Freitag, 15. März 2013
quatschnudeln
"allerhöchstens gemeinsam kommen wir auf die gleiche tägliche wortzahl wie die volontärin", sagt meine neue praktikantin heute, als sie bei mir im chefzimmer vorbeischneit, um mir einen text zur freigabe zu überreichen.
"ich konnte kaum diesen text schreiben, weil sie ununterbrochen gequasselt hat... ich meine, versteh mich nicht falsch, sie ist super, ich mag sie total, aber es ist manchmal einfach..."
"anstrengend", beende ich den satz.
die praktikantin grinst.
"sei froh, dass du hier sitzt und nicht drüben im großraumbüro."
"dafür kriege ich das geballt ab", sage ich. "neulich stand sie hier 40 minuten unter der tür und erzählte von einem streit mit einer freundin... danach hatte ich noch 20 minunten restmittagspause, das reichte nicht mal, um zu aldi zu gehen."
"hast du mal was gesagt?"
"na, ich hab schon öfter gesagt, so, liebe volontärin, jetzt wollen wir aber mal wieder weiterarbeiten!"
"und?"
"das macht sie schon. ich bin ja die chefin. aber es bedarf immer einer aufforderung."

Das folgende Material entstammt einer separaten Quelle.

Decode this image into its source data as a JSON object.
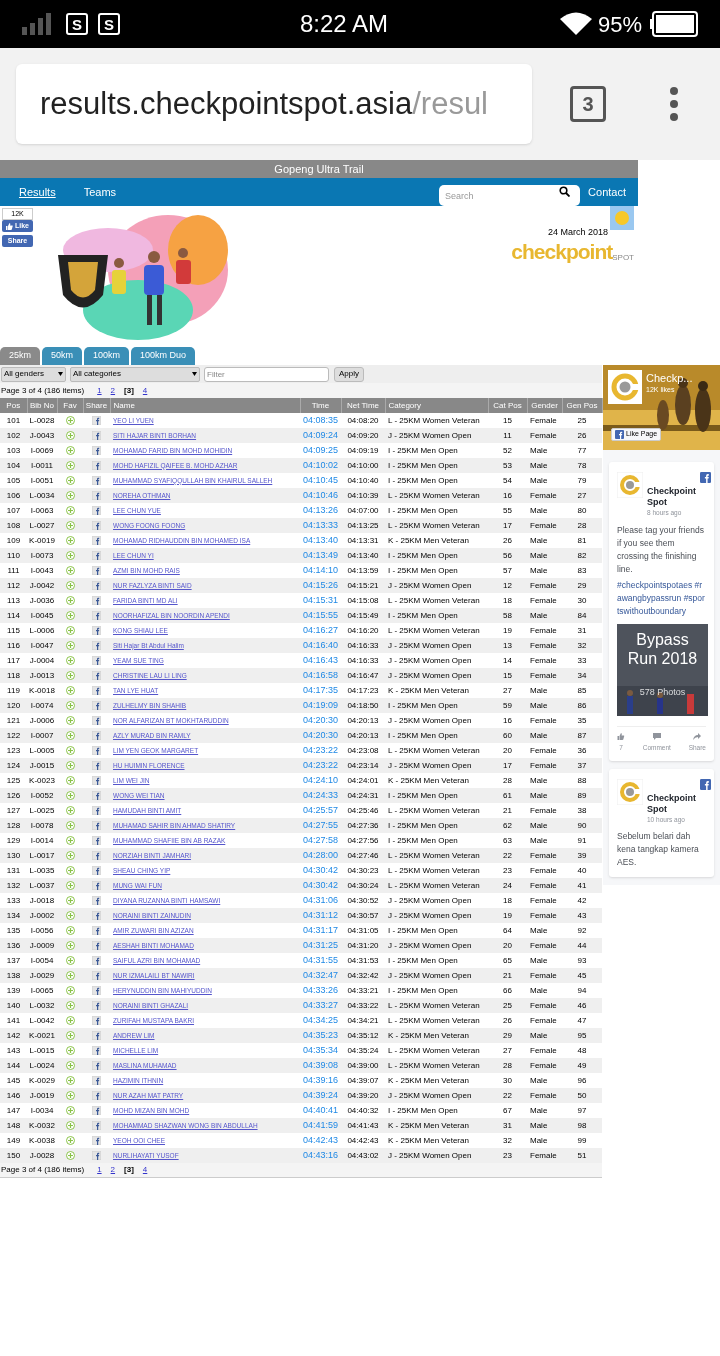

"noch zwei stunden, dann haben wir das geschafft für heute", meint die praktikantin dann.
"hör mir bloß auf. zuhause geht das gequassel ja weiter."
"warum, wohnst du mit wem zusammen?"
"nein, aber ich habe dünne wände und türkische nachbarn."
"oha!" sagt die praktikantin.
"die sind eigentlich gar nicht mal soooo laut", erkläre ich. "die haben keine kinder, also noch nicht, und sie hören jetzt auch nicht viel musik. aber die alte, die labert ohne unterbrechung. ehrlich. dass der nicht mal die zunge vertrocknet oder die stimmbänder versagen, das ist mir ein rätsel!"
die praktikantin lacht:
"und bestimmt hat sie auch so eine typische türkenmutti-stimme."
"ja, so rauh und einfach... naturally born loud. meine altbauwände haben da keine chance."

"dann kann dir ja ihr mann leidtun", sagt die praktikantin.
"ja, aber nur, solange der nicht singt."
"oh, er SINGT?" zieht die praktikantin die augenbrauen hoch.
"ohja! und zwar traditionelles muselmanisches liedgut! nachts um einse! da wache ich immer von auf."
"das ist doch ruhestörung, sag da doch mal was."
"ja, toll, dann bin ich wieder die nazitante. das hab ich schon mal gemacht, mich mit türken anlegen, das war vor zehn jahren, das ging total übel aus."
"singt er denn wenigstens schön?"
"ich glaube, so ne lieder KANN man nicht schön singen."

"apropos nazi, hast du vorhin das telefonat mitbekommen, als unser azubi die neue buchhalterin anrief?"
"nee."
"naja, er rief an und meinte zuerst, äääähhh... also, ähm, ich ruf an, weil ich sie anrufen muss..."
ich kichere.
"... aber das beste kam dann noch, da sollte er nämlich seinen namen buchstabieren und da meinte er eiskalt, mit h wie hitler in der mitte!"
ich kringle mich vor lachen:
"spitze... b wie braun, g wie göbbels... r wie rommel..."
"pschschscht!" sagt da die praktikatin.

denn es kommt der azubi auf dem weg zur küche vorbei, macht lange ohren und meint dann streng:
"das klingt hier aber nicht nach arbeit!"
"doch, doch, das ist eine teambesprechung", sagt die praktikantin augenzwinkernd.
"ihr seid quatschnudeln", mault der azubi. "ihr seid faul und quasselt nur."
"morphine, du musst jetzt sagen, liebe praktikantin, jetzt müssen wir aber mal weiterarbeiten", stupst mich die praktikantin an.
"nee", sage ich, lehne mich zurück und näsle vornehm:
"du bleibst. du sollst mich unterhalten und amüsieren. los. ich bin schließlich deine chefin."

da kommt die volontärin vorbei.
"na, was macht ihr denn alle bei morphine im zimmer?"
"teambesprechung", sagt der azubi trocken und die praktikantin prustet schon wieder los.
"los, raus jetzt alle", rufe ich da. "ihr seid doch alles quatschnudeln."